Only when I began to read this second communication from him, which was composed in longhand like the first, did I realize how skillfully he had worked to make his handwriting resemble my own. Alone now, without all her radiant realness to distract me, I saw on this sheet of paper the pinched and twisted signs of my own impatient, overaccelerated left-handed scrawl, the same irregular slope climbing unevenly uphill, the o’s and e’s and α’s compressed and all but indistinguishable from i’s, the i’s themselves hastily undotted and the t’s uncrossed, the “The” in the heading atop the page a perfect replica of the “The” I’d been writing since elementary school, which looked more like “Fli.” It was, like mine, a hand in a hurry to be finished with writing abnormally into, rather than flowing right-handedly away from, the barrier of its own impeding torso.

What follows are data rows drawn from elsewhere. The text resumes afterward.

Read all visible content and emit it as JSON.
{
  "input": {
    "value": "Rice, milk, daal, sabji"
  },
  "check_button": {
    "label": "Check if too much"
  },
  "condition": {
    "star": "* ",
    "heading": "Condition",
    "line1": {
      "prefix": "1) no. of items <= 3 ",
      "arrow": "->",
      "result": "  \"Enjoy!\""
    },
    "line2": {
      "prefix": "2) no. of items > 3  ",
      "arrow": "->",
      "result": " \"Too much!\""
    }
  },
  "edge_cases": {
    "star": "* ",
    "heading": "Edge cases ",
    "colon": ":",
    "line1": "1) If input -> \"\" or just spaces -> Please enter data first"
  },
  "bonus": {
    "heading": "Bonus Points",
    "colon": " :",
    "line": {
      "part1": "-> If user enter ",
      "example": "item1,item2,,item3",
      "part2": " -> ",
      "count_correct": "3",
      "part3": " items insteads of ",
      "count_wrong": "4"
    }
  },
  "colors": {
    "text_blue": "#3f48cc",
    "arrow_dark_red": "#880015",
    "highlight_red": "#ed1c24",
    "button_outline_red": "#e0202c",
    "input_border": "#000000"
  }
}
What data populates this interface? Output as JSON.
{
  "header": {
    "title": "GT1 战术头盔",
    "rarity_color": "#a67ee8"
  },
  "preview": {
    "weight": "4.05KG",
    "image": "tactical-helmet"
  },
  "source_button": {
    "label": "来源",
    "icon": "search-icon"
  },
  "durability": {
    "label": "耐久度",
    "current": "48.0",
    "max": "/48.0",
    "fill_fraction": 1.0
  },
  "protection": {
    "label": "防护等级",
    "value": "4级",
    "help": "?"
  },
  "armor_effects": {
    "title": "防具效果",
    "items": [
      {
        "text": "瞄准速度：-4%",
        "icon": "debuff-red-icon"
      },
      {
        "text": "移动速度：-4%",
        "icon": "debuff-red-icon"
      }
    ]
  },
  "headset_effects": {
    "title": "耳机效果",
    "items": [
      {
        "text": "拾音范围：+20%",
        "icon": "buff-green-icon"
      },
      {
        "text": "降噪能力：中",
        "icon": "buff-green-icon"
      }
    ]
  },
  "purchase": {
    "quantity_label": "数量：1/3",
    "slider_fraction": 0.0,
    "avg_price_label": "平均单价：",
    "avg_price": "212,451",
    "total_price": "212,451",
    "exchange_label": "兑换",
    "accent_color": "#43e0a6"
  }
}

Of all the falsifications I knew of so far, including the phony passport, this document was far and away the most professional and even more infuriating to behold than the forgery of his conniving face. He’d even taken a crack at my style. At least the style wasn’t his, if that loonily cryptic, slash-bedecked letter she’d given me first was any sample of the prose that came to this counterfeiter “naturally.”
THE TEN TENETS OF ANTI-SEMITES ANONYMOUS
1. We admit that we are haters prone to prejudice and powerless to control our hatred.
2. We recognize that it is not Jews who have wronged us but we who hold Jews responsible for our troubles and the world’s evils. It is we who wrong them by believing this.
3. A Jew may well have shortcomings like any other human being, but the shortcomings we are here to be honest about are our own, i.e., paranoia, sadism, negativism, destructiveness, envy.
4. Our money problems are not of the Jews’ making but of our own.
5. Our job problems are not of the Jews’ making but of our own (so too with sexual problems, marital problems, problems in the community).
6. Anti-Semitism is a form of flight from reality, a refusal to think honestly about ourselves and our society.